Thinking how I love this pub --I'm sitting at table adjacent to the bar, back to the fruit-machine, facing down one step to the main bar & door, porch, & street.
Ah, the posts & beams. 'Please Mind Your Head' (--how did kids devise Fleas Love Your Head out of that on the school bus? Fleas out of Please, but Love out of Mind? I think it must have been Please Lower Your head. Of course)…

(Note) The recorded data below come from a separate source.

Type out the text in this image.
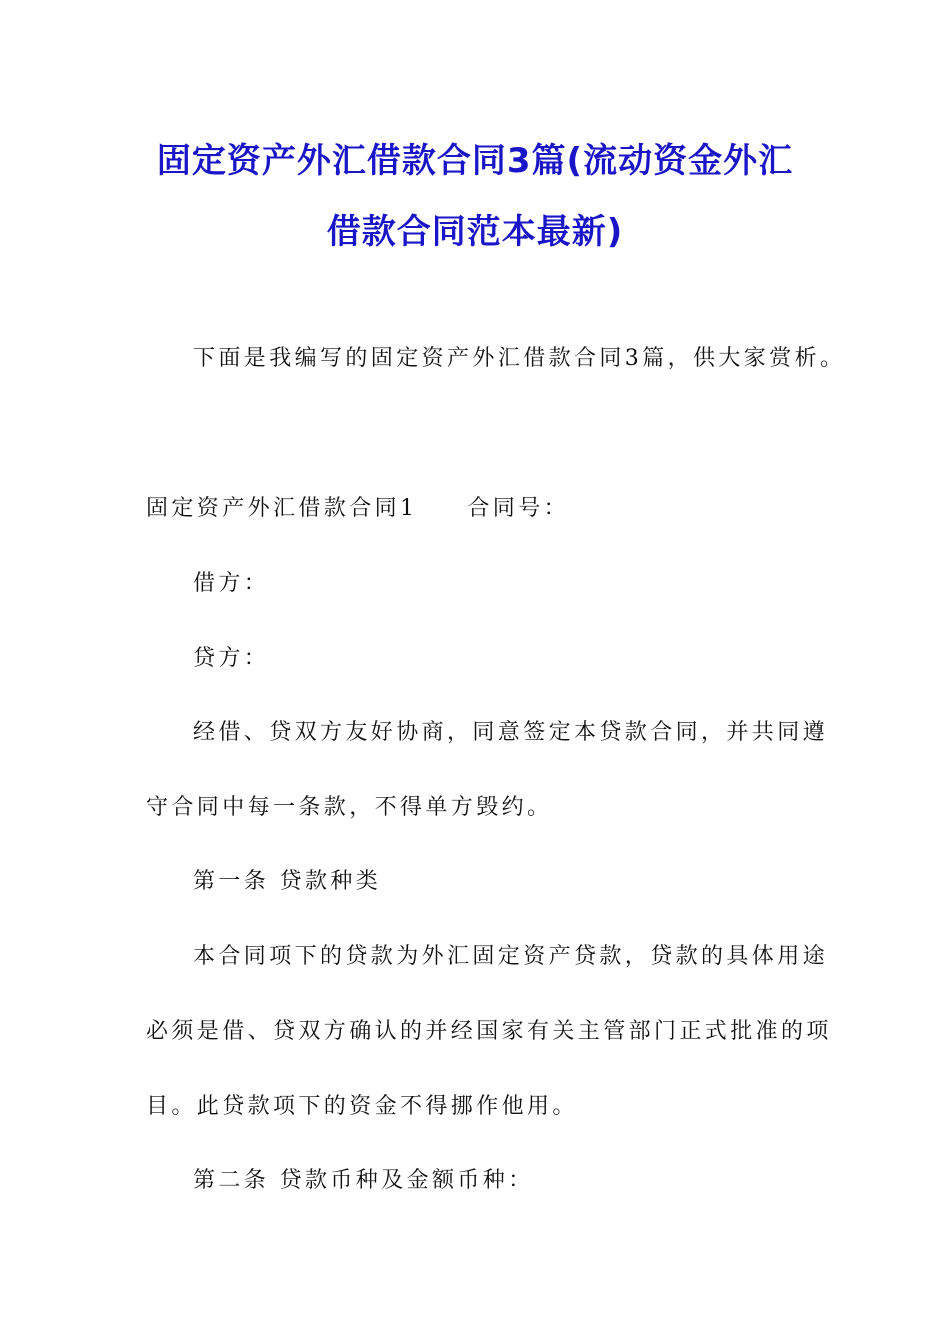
固定资产外汇借款合同3篇(流动资金外汇
借款合同范本最新)
下面是我编写的固定资产外汇借款合同3篇，供大家赏析。
固定资产外汇借款合同1 合同号：
借方：
贷方：
经借、贷双方友好协商，同意签定本贷款合同，并共同遵
守合同中每一条款，不得单方毁约。
第一条 贷款种类
本合同项下的贷款为外汇固定资产贷款，贷款的具体用途
必须是借、贷双方确认的并经国家有关主管部门正式批准的项
目。此贷款项下的资金不得挪作他用。
第二条 贷款币种及金额币种：
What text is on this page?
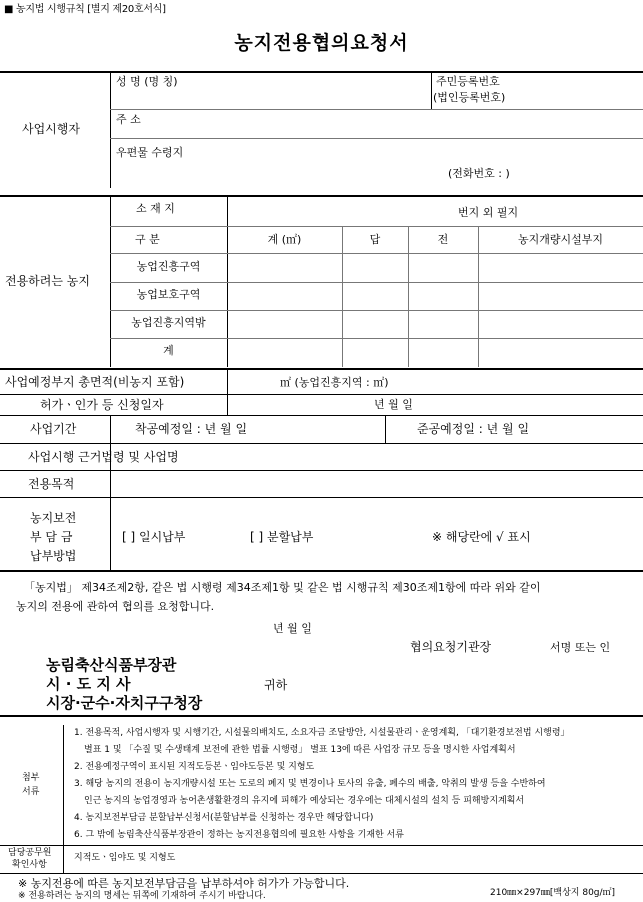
■ 농지법 시행규칙 [별지 제20호서식]
농지전용협의요청서
사업시행자
성 명 (명 칭)	주민등록번호
(법인등록번호)
주 소
우편물 수령지
(전화번호 : )
전용하려는 농지
소 재 지	번지 외 필지
구 분	계 (㎡)	답	전	농지개량시설부지
농업진흥구역
농업보호구역
농업진흥지역밖
계
사업예정부지 총면적(비농지 포함)	㎡ (농업진흥지역 : ㎡)
허가ㆍ인가 등 신청일자	년 월 일
사업기간	착공예정일 : 년 월 일	준공예정일 : 년 월 일
사업시행 근거법령 및 사업명
전용목적
농지보전
부 담 금
납부방법
[ ] 일시납부	[ ] 분할납부	※ 해당란에 √ 표시
「농지법」 제34조제2항, 같은 법 시행령 제34조제1항 및 같은 법 시행규칙 제30조제1항에 따라 위와 같이
농지의 전용에 관하여 협의를 요청합니다.
년 월 일
협의요청기관장	서명 또는 인
농림축산식품부장관
시 · 도 지 사	귀하
시장·군수·자치구구청장
첨부
서류
1. 전용목적, 사업시행자 및 시행기간, 시설물의배치도, 소요자금 조달방안, 시설물관리ㆍ운영계획, 「대기환경보전법 시행령」
별표 1 및 「수질 및 수생태계 보전에 관한 법률 시행령」 별표 13에 따른 사업장 규모 등을 명시한 사업계획서
2. 전용예정구역이 표시된 지적도등본ㆍ임야도등본 및 지형도
3. 해당 농지의 전용이 농지개량시설 또는 도로의 폐지 및 변경이나 토사의 유출, 폐수의 배출, 악취의 발생 등을 수반하여
인근 농지의 농업경영과 농어촌생활환경의 유지에 피해가 예상되는 경우에는 대체시설의 설치 등 피해방지계획서
4. 농지보전부담금 분할납부신청서(분할납부를 신청하는 경우만 해당합니다)
6. 그 밖에 농림축산식품부장관이 정하는 농지전용협의에 필요한 사항을 기재한 서류
담당공무원
확인사항
지적도ㆍ임야도 및 지형도
※ 농지전용에 따른 농지보전부담금을 납부하셔야 허가가 가능합니다.
※ 전용하려는 농지의 명세는 뒤쪽에 기재하여 주시기 바랍니다.	210㎜×297㎜[백상지 80g/㎡]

And here he is : black leather jacket & blue denims, the Bogart face but this time's shorn hair, earring. The Sailor. Steps outside for a fag, parks his pint of Thatcher's cider on the bar. Five minutes, puff & flick away, return, puff restored. Billy Boo takes it all in. "Who shot the deputy?" Sailor humms to the muzak. His foot-tapping's natural, the music's fake. Everything else is real.
Given icy breeze no choice between seafront & Black Dog, but choice made without weather in mind. Honour thy local, if not it'll go the way of all locals. Honour thy local bitter, thy Old Speckled Hen, thy Original Mini Cheddars (biscuits).
Sailor complains about the music, doesn't distinguish between the piped crap & the cartoon of rock'n'roll he mimics to the hilarity of bar-staff. "Doesn't like it but knows all about it!" one says behind his back. He's outside again, second cigarette of the day.